Harrison was once a student-athlete herself. She played softball for 10 years and knew the feeling of avoiding the athletic trainer because she never thought she needed to see them. However, she said that this shouldn’t be the case because athletic trainers like her are there to help the students perform the best they can. She has seen the experiences her students go through firsthand, which pushed her to this career path.
“When I was a junior in high school, we had to write a paper of what we wanted to be, basically, when we grew up,” she said. “So, I really didn’t understand athletic training until I got to college. In my junior year when we had to write our paper, my older sister told me about her friend who was going to Cal State Fullerton majoring in kinesiology. So, I researched that and I was like, ‘Oh, that sounds fun. That’s exactly what I’m going to do.’ I went to Cal State Fullerton, and I majored in kinesiology. One of the classes that I took was Intro to kinesiology, which tells you all of the things you could be with a kinesiology degree, which is actually nothing. You need other certifications. So, I found athletic training and I took an Intro to athletic training class and I fell in love with it. Like this is what I want to do with my life.”

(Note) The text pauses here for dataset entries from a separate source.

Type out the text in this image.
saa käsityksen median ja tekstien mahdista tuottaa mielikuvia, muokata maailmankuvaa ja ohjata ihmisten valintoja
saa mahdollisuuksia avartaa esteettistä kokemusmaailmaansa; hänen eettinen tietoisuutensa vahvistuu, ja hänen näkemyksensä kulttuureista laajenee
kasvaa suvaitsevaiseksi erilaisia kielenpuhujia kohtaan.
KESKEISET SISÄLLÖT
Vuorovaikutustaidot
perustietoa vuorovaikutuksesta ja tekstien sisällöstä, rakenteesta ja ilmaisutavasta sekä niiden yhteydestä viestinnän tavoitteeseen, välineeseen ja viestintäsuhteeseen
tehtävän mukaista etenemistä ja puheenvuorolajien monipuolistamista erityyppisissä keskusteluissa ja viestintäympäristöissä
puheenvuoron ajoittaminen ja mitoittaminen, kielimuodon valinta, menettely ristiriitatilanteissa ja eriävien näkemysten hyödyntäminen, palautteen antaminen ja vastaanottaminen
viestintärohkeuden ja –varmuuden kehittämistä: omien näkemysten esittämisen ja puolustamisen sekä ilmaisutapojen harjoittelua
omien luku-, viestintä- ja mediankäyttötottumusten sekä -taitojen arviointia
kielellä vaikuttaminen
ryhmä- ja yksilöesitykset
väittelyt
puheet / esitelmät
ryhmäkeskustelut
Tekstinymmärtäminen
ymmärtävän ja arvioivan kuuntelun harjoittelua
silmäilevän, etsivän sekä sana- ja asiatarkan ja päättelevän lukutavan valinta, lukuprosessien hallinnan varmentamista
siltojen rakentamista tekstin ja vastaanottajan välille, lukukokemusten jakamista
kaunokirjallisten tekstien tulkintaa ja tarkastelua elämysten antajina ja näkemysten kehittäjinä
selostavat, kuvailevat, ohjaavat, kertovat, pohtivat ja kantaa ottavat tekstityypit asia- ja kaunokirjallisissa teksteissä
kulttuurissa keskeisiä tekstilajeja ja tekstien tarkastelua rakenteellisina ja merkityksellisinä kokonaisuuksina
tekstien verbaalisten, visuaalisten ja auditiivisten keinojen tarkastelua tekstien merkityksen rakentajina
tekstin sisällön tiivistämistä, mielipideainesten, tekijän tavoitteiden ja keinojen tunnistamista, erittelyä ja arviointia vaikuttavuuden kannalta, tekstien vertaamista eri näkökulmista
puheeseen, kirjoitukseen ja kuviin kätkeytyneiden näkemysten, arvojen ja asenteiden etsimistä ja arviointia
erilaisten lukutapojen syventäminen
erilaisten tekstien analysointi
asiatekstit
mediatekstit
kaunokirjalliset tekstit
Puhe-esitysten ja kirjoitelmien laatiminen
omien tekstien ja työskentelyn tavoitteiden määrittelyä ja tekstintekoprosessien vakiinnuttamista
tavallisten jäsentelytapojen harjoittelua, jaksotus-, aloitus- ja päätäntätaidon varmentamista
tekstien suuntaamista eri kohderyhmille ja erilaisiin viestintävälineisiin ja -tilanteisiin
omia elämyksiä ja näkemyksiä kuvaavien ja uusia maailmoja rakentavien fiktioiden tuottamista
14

After college, Harrison needed to complete internship hours under a certified athletic trainer, so she started at a high school in 2009 and fell in love with it ever since.
“Just getting to be on the sidelines, in the action, getting to see the injuries firsthand and just some of the injuries that I’ve seen are gnarly, so just getting to be there for the athletes whenever that happens and getting a front row seat, getting taken out by football players, which is not fun, is just part of the job,” Harrison said.
Since moving to Las Vegas in 2020, Harrison has been the athletic trainer with Dignity Health at a handful of schools in Las Vegas, with Boulder City High School being her favorite. She said that it differs from the other high schools she has worked with because it has fewer students. She said that she can have a better relationship with the athletes, in which they know that they can trust her, whereas in other schools that tailored experience is not as possible.
Additionally, every high school is supposed to have an athletic trainer in CCSD. Dignity Health covers all of the public schools and a couple of the private schools, and Harrison said another company covers the other private schools for home needs. She sometimes encounters students whose schools don’t have athletic trainers, and this encourages her to share things with those students on techniques to help them recover free of charge until they can speak with another athletic trainer. Harrison said that they’re hoping to get all of the schools coverage at all times.
Harrison has a long resume of athletic training experience but plans to stay at Boulder City High School for a long time. She loves the high school level and the level of care that she’s able to give her athletes, and is doing what she always wanted to do.
“I love it here,” she said. “In Boulder City and at the high school level, I always wanted to do high school. When I was in the program, I only did one rotation at a junior college, and then I did one rotation at a physical therapy clinic, and then my other three were at a high school because they knew this is what I wanted to do.”